O estudo, que analisou sete das principais plataformas de IA, revela um descompasso preocupante: enquanto 95% das respostas se baseiam em reportagens, artigos enciclopédicos e publicações em redes sociais, apenas 39% delas direcionam para fontes institucionais, como o Tribunal Superior Eleitoral (TSE) ou os sites de partidos. A leitura é que a conveniência da IA está criando uma nova e opaca camada de mediação informacional, cujo controle de qualidade e cujos vieses são, no mínimo, questionáveis.
A arquitetura da desconfiança
A dissonância entre a prática das plataformas e a regulação brasileira é gritante. A resolução 23.735/2024 do TSE proíbe expressamente que sistemas de IA ranqueiem ou priorizem candidatos. No entanto, a pesquisa do ITS Rio constatou que 90% das respostas analisadas o fizeram. Isso sugere uma falha fundamental, seja na incapacidade técnica das plataformas de cumprir a norma, seja na falta de prioridade em adaptá-la ao contexto brasileiro. O problema parece ser estrutural: os modelos são treinados para buscar o caminho de menor resistência informacional.
As hipóteses levantadas pelo estudo são reveladoras. Por um lado, sites do judiciário e de partidos podem não estar otimizados para a raspagem de dados (scraping) que alimenta os LLMs. Por outro, as próprias plataformas podem não estar configuradas para priorizar essas fontes oficiais ao formular respostas sobre eleições. O resultado prático é que fontes de alta verificabilidade, como o TSE, perdem espaço para plataformas colaborativas como Wikipedia e fóruns como o Reddit — que, segundo um estudo da Semrush, estão entre as principais fontes do ChatGPT. Cria-se, assim, uma arquitetura de informação que, por padrão, favorece a informalidade em um dos contextos mais sensíveis da democracia.
O novo SEO eleitoral e as 'alucinações'
O cenário abre portas para uma nova fronteira de otimização: o “AI SEO”. Se antes as campanhas se preocupavam em ranquear no Google, a próxima corrida será para modular as respostas dos chatbots, alimentando o ecossistema digital com conteúdo favorável que será inevitavelmente capturado pelos modelos. A estratégia de comunicação política ganha uma nova camada de complexidade, onde a influência se dá de forma indireta e algorítmica. O risco não está apenas no viés das fontes, mas na própria confiabilidade da síntese feita pela IA.
O estudo do ITS Rio identificou “alucinações” — informações incorretas ou inventadas — em 16% das respostas, com o Gemini apresentando o maior índice, de 50%. O erro mais comum foi a atribuição incorreta de partidos a candidatos, mesmo após o fim do prazo de filiação. Isso demonstra que, além de um problema de fontes, há um desafio de atualização e precisão. Embora existam boas práticas emergentes, como a busca em tempo real do Grok ou as recomendações de checagem do Claude, elas não são a norma. A resposta padrão das Big Techs, como mostram as notas enviadas à reportagem, permanece genérica e pouco compromissada.
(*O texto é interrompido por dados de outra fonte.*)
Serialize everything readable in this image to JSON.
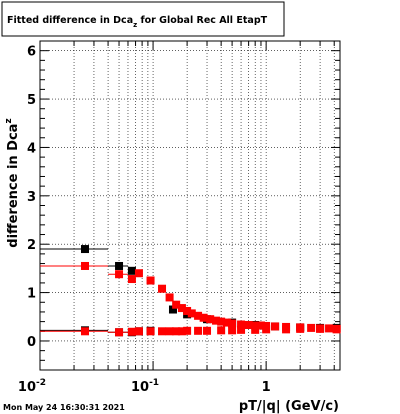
{
  "chart_data": {
    "type": "scatter",
    "title": "Fitted difference in Dca",
    "title_sub": "z",
    "title_suffix": " for Global Rec All EtapT",
    "ylabel": "difference in Dca",
    "ylabel_sub": "z",
    "xlabel": "pT/|q| (GeV/c)",
    "xscale": "log",
    "xlim": [
      0.01,
      4.5
    ],
    "ylim": [
      -0.6,
      6.2
    ],
    "grid": true,
    "legend": "none",
    "x_ticks": [
      {
        "value": 0.01,
        "label": "10",
        "exp": "-2"
      },
      {
        "value": 0.1,
        "label": "10",
        "exp": "-1"
      },
      {
        "value": 1,
        "label": "1",
        "exp": ""
      }
    ],
    "y_ticks": [
      {
        "value": 0,
        "label": "0"
      },
      {
        "value": 1,
        "label": "1"
      },
      {
        "value": 2,
        "label": "2"
      },
      {
        "value": 3,
        "label": "3"
      },
      {
        "value": 4,
        "label": "4"
      },
      {
        "value": 5,
        "label": "5"
      },
      {
        "value": 6,
        "label": "6"
      }
    ],
    "series": [
      {
        "color": "#000000",
        "points": [
          {
            "x": 0.025,
            "y": 1.9,
            "xerr": [
              0.01,
              0.04
            ]
          },
          {
            "x": 0.05,
            "y": 1.55,
            "xerr": [
              0.04,
              0.06
            ]
          },
          {
            "x": 0.065,
            "y": 1.45,
            "xerr": [
              0.06,
              0.07
            ]
          },
          {
            "x": 0.025,
            "y": 0.22,
            "xerr": [
              0.01,
              0.04
            ]
          },
          {
            "x": 0.05,
            "y": 0.18,
            "xerr": [
              0.04,
              0.06
            ]
          },
          {
            "x": 0.065,
            "y": 0.18,
            "xerr": [
              0.06,
              0.07
            ]
          },
          {
            "x": 0.075,
            "y": 0.2
          },
          {
            "x": 0.095,
            "y": 0.21
          },
          {
            "x": 0.15,
            "y": 0.65
          },
          {
            "x": 0.2,
            "y": 0.55
          },
          {
            "x": 0.3,
            "y": 0.45
          },
          {
            "x": 0.5,
            "y": 0.38
          },
          {
            "x": 0.8,
            "y": 0.33
          },
          {
            "x": 1.2,
            "y": 0.3
          },
          {
            "x": 2.0,
            "y": 0.28
          },
          {
            "x": 3.0,
            "y": 0.27
          },
          {
            "x": 4.2,
            "y": 0.27
          }
        ]
      },
      {
        "color": "#ff0000",
        "points": [
          {
            "x": 0.025,
            "y": 1.55,
            "xerr": [
              0.01,
              0.04
            ]
          },
          {
            "x": 0.05,
            "y": 1.38,
            "xerr": [
              0.04,
              0.06
            ]
          },
          {
            "x": 0.065,
            "y": 1.28,
            "xerr": [
              0.06,
              0.07
            ]
          },
          {
            "x": 0.075,
            "y": 1.4
          },
          {
            "x": 0.095,
            "y": 1.25
          },
          {
            "x": 0.12,
            "y": 1.08
          },
          {
            "x": 0.14,
            "y": 0.9
          },
          {
            "x": 0.16,
            "y": 0.75
          },
          {
            "x": 0.18,
            "y": 0.68
          },
          {
            "x": 0.2,
            "y": 0.62
          },
          {
            "x": 0.22,
            "y": 0.57
          },
          {
            "x": 0.25,
            "y": 0.52
          },
          {
            "x": 0.28,
            "y": 0.48
          },
          {
            "x": 0.32,
            "y": 0.45
          },
          {
            "x": 0.36,
            "y": 0.42
          },
          {
            "x": 0.4,
            "y": 0.4
          },
          {
            "x": 0.45,
            "y": 0.38
          },
          {
            "x": 0.5,
            "y": 0.36
          },
          {
            "x": 0.6,
            "y": 0.34
          },
          {
            "x": 0.7,
            "y": 0.33
          },
          {
            "x": 0.8,
            "y": 0.32
          },
          {
            "x": 0.9,
            "y": 0.32
          },
          {
            "x": 1.0,
            "y": 0.31
          },
          {
            "x": 1.2,
            "y": 0.3
          },
          {
            "x": 1.5,
            "y": 0.29
          },
          {
            "x": 2.0,
            "y": 0.28
          },
          {
            "x": 2.5,
            "y": 0.27
          },
          {
            "x": 3.0,
            "y": 0.26
          },
          {
            "x": 3.6,
            "y": 0.26
          },
          {
            "x": 4.2,
            "y": 0.25
          },
          {
            "x": 0.025,
            "y": 0.2,
            "xerr": [
              0.01,
              0.04
            ]
          },
          {
            "x": 0.05,
            "y": 0.18,
            "xerr": [
              0.04,
              0.06
            ]
          },
          {
            "x": 0.065,
            "y": 0.19
          },
          {
            "x": 0.075,
            "y": 0.2
          },
          {
            "x": 0.095,
            "y": 0.2
          },
          {
            "x": 0.12,
            "y": 0.2
          },
          {
            "x": 0.14,
            "y": 0.2
          },
          {
            "x": 0.16,
            "y": 0.2
          },
          {
            "x": 0.18,
            "y": 0.2
          },
          {
            "x": 0.2,
            "y": 0.21
          },
          {
            "x": 0.25,
            "y": 0.21
          },
          {
            "x": 0.3,
            "y": 0.21
          },
          {
            "x": 0.4,
            "y": 0.22
          },
          {
            "x": 0.5,
            "y": 0.22
          },
          {
            "x": 0.6,
            "y": 0.23
          },
          {
            "x": 0.8,
            "y": 0.23
          },
          {
            "x": 1.0,
            "y": 0.24
          },
          {
            "x": 1.5,
            "y": 0.24
          },
          {
            "x": 2.0,
            "y": 0.25
          },
          {
            "x": 3.0,
            "y": 0.25
          },
          {
            "x": 4.2,
            "y": 0.24
          }
        ]
      }
    ]
  },
  "footer": {
    "timestamp": "Mon May 24 16:30:31 2021"
  }
}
A era da busca por listas de links está dando lugar à era da pergunta que gera uma resposta única e sintetizada. Com isso, o ônus da verificação se desloca do usuário para a plataforma. A pesquisa do ITS Rio funciona como um importante sinal de alerta: antes de perguntar à IA em quem votar, o eleitor precisa, primeiro, entender como ela aprendeu a responder.